Собачка моя, как всегда, не жуя, проглотила свою порцию, и, как я и предполагал, побежала вдоль опушки. Я достал ронжу из рюкзака, огляделся и решил спрятать её за пнём, стоявшим неподалёку в низеньких, до пояса ёлочках, полагая, что если, Пента и кинется его искать, то вряд ли найдёт.

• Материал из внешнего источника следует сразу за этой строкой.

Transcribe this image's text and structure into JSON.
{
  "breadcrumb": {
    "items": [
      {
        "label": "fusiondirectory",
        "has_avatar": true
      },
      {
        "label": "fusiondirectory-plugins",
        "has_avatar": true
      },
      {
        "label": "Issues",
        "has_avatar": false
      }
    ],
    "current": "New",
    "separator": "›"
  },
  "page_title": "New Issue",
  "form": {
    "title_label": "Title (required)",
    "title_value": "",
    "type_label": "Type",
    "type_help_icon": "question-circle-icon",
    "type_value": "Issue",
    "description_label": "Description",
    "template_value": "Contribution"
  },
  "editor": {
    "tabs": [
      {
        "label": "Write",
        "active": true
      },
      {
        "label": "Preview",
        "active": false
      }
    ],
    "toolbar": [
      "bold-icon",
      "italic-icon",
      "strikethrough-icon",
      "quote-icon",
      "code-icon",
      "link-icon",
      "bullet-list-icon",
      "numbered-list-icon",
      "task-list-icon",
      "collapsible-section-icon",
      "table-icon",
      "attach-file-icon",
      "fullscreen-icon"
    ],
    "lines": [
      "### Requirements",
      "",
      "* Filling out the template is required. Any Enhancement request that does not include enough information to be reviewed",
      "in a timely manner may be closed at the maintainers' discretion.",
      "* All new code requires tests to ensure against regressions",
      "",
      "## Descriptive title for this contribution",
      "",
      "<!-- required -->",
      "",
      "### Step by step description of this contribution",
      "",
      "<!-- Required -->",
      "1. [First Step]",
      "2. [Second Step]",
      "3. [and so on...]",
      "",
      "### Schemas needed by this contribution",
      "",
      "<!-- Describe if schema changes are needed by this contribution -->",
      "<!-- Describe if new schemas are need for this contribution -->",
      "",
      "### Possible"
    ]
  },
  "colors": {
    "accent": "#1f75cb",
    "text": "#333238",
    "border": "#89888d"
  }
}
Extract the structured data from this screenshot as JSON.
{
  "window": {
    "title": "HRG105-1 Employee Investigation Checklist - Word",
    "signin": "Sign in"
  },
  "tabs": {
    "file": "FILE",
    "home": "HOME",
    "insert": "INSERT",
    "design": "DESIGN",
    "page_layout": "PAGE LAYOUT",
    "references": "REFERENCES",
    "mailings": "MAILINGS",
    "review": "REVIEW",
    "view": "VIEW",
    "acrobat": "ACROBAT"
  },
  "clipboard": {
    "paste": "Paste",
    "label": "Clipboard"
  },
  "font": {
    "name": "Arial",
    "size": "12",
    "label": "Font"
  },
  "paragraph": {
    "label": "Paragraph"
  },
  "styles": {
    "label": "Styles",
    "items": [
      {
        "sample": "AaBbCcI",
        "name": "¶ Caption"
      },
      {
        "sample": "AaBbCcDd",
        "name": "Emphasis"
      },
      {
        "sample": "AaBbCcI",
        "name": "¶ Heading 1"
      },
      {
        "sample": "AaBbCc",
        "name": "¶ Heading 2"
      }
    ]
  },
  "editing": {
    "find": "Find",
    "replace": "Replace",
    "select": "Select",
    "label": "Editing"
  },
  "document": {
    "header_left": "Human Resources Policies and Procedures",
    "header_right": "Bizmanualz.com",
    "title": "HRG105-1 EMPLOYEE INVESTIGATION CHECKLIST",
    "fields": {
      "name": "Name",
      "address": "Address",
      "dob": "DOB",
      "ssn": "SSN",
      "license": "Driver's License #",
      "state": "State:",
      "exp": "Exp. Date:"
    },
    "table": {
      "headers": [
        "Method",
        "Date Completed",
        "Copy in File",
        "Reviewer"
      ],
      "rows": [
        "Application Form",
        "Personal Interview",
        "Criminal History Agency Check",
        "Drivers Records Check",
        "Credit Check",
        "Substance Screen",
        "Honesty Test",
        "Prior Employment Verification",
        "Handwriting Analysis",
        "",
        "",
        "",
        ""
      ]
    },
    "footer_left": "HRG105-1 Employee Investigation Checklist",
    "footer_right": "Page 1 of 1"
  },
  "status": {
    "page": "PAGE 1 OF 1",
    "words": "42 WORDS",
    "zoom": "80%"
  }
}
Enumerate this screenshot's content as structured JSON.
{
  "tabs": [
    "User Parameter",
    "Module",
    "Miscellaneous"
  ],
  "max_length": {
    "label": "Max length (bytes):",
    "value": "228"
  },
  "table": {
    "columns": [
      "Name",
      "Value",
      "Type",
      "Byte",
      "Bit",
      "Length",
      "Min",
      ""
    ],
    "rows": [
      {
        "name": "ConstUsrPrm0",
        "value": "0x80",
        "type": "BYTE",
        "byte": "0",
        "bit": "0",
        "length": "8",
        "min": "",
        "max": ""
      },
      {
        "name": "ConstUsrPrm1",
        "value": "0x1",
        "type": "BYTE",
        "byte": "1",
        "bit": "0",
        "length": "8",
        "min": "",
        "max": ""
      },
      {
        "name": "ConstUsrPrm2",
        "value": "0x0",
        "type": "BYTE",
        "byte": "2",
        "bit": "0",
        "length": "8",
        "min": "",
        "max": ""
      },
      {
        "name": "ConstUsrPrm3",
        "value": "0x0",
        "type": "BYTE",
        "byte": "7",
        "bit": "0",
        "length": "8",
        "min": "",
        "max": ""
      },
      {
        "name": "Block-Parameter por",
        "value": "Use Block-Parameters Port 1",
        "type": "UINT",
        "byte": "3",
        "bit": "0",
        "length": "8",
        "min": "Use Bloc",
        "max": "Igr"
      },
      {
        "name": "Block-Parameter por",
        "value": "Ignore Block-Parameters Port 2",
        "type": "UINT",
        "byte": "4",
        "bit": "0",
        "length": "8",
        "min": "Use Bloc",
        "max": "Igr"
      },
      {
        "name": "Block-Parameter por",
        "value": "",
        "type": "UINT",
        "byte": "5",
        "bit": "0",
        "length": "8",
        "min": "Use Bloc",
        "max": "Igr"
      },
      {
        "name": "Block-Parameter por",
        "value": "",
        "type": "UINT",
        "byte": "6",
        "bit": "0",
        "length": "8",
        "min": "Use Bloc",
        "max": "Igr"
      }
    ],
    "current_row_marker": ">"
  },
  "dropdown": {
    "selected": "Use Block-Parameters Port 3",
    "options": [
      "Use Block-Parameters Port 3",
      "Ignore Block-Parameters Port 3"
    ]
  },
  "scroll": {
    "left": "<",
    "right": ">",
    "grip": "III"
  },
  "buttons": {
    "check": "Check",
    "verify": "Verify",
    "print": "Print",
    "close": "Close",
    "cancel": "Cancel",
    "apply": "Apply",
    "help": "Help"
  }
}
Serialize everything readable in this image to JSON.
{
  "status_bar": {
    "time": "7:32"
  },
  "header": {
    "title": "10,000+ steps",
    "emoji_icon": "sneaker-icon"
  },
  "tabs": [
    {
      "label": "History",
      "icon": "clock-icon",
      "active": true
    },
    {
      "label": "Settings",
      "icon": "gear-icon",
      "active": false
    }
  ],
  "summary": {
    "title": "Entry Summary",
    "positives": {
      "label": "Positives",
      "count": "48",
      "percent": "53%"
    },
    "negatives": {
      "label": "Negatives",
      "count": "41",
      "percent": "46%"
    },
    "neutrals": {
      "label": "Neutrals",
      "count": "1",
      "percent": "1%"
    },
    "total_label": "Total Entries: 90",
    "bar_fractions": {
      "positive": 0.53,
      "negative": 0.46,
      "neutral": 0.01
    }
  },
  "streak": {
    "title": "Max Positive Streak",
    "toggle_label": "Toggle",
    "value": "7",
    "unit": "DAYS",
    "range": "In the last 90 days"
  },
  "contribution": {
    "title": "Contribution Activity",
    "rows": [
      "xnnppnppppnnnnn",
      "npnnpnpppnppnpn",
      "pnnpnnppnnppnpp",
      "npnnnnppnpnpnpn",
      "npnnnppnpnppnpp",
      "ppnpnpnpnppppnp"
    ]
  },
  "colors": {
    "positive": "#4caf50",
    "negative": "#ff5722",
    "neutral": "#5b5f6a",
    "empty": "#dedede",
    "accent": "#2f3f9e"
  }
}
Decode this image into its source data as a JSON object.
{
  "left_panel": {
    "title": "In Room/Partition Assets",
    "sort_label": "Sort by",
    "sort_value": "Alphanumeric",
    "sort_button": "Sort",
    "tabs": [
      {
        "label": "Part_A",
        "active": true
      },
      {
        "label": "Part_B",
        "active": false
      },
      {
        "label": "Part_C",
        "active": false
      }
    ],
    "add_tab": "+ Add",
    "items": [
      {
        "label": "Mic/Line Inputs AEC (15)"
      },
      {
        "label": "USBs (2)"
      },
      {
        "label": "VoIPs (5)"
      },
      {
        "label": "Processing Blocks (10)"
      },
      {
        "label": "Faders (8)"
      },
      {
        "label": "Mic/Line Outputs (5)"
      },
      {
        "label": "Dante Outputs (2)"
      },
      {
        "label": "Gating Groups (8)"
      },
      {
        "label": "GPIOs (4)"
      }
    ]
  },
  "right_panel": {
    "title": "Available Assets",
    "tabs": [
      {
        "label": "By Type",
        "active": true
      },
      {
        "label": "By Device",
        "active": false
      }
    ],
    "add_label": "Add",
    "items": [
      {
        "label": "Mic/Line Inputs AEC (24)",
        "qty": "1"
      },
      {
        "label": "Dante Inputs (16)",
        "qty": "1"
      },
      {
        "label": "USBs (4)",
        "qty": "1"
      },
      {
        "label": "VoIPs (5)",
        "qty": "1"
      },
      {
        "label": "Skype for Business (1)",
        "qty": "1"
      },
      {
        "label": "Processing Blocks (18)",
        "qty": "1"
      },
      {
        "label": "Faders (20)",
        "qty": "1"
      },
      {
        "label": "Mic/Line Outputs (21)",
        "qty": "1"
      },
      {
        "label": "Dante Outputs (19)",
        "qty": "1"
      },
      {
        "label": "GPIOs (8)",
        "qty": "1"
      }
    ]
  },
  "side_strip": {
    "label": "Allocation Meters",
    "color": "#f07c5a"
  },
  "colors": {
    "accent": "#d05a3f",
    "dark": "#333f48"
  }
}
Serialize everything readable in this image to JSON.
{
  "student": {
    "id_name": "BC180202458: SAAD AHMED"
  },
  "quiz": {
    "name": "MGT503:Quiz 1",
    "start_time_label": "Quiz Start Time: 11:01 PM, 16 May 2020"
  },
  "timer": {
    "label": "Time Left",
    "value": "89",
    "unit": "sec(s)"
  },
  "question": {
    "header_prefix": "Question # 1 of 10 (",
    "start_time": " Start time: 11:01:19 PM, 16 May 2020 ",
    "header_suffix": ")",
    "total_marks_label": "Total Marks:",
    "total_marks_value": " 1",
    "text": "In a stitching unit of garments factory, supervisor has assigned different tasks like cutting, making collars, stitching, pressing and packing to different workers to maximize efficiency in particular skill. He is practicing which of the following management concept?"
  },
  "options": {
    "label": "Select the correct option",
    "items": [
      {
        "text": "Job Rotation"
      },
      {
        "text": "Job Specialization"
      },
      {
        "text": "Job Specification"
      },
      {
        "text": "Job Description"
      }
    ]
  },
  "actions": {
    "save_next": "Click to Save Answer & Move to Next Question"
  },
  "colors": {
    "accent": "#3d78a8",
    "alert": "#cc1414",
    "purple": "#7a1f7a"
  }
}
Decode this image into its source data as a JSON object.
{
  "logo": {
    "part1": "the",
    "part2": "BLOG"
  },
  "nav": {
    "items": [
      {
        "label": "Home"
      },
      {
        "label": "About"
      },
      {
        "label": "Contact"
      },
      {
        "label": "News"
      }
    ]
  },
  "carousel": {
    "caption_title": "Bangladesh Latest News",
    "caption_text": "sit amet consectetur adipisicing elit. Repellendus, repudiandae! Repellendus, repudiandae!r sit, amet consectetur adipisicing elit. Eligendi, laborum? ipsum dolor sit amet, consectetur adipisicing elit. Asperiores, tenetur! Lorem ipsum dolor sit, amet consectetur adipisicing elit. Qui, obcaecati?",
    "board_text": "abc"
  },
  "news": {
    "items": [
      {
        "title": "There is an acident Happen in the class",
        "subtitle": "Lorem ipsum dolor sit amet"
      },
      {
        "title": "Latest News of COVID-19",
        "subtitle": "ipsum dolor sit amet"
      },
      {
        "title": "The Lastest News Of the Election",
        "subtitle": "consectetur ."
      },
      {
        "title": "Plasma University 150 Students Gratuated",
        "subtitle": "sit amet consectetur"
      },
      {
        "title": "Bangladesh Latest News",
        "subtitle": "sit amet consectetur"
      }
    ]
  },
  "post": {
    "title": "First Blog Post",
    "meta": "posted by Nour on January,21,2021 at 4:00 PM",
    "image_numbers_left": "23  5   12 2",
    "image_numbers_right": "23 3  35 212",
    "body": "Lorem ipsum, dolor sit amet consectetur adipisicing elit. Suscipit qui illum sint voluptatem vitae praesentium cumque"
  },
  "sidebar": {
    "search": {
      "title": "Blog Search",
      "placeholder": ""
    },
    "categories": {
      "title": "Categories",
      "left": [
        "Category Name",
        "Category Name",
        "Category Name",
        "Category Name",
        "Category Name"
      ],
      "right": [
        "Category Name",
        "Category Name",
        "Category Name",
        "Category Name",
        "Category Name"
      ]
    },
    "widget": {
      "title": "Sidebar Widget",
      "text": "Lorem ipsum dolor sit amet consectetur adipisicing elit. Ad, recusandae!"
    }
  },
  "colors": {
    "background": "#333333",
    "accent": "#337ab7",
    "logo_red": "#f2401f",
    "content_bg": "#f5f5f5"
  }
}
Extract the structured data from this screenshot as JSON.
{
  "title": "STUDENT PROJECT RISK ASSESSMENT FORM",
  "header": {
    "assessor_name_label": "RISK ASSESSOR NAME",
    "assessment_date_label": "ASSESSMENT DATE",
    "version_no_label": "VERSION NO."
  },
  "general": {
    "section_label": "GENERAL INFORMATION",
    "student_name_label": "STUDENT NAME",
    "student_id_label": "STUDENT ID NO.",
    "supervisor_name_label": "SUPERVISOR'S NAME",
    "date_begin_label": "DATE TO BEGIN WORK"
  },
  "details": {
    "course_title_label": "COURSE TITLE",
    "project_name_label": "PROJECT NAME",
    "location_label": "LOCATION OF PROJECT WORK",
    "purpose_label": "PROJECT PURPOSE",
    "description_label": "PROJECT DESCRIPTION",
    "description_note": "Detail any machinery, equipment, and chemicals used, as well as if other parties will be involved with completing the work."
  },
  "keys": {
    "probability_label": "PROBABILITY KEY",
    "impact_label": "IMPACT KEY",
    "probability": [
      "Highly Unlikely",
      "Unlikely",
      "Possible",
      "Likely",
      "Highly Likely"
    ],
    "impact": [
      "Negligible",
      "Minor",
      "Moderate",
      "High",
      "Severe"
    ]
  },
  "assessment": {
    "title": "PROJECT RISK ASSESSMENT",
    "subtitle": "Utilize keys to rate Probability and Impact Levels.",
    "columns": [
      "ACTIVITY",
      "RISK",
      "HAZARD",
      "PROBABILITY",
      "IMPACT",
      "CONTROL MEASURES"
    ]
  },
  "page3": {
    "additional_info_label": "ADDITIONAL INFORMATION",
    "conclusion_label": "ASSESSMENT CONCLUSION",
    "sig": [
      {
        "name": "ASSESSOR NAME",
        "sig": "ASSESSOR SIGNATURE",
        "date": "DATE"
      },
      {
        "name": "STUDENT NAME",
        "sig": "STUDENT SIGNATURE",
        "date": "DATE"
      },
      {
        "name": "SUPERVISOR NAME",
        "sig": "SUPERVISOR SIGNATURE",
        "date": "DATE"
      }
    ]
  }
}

Услышала Пента своими чуткими ушками или увидела как я пошёл в ёлочки, но она моментально прилетела к столу и кинулась ко мне. Я не успел скинуть птицу и стоял, спрятав её за спину. Пента побежала, заглянула мне за спину, встала рядом и нетерпеливо тявкнула несколько раз; мне ничего не оставалось, как вернуться к столу и положить ронжу в рюкзак, так, чтобы Пента это видела.
Те три километра, что мы прошли скорым шагом, Пента бежала всё время рядом, может от того, что устала за день, может, видя, что ружьё моё в чехле и охоты больше не будет. Но мне кажется, что вероятнее всего, это было вызвано тем, что я вышел у неё из доверия и она бдила, чтобы я больше не выкидывал добытую дичь.
Всё время, пока мы переправлялись на катере, она дремала на палубе возле рюкзака, и пока шли пешком до дома по ночному городу, Пента без одергивания поводком и без окрика «Рядом!» шла возле моей левой ноги, то и дело поглядывая на рюкзак за моей спиной.
- А, вот и наши охотнички прибыли, - радостно встретила нас супруга с детьми. Ну что добыли что-нибудь, или опять только коленки убили?
Так нас с Пентой всегда встречали дома при возвращении с охоты. Пента привыкла к этому ритуалу, и, когда мы были с добычей, радостно прыгала возле меня, вставала на задние ноги и, упершись передними в рюкзак за моей спиной, нетерпеливо взлаивала, торопя меня достать добычу. Ежели рюкзак был пуст, она просто обнималась с детьми, с хозяйко, выказывая радость по поводу возвращения, а мне предоставляла обязанность объяснять, почему мы сегодня без добычи.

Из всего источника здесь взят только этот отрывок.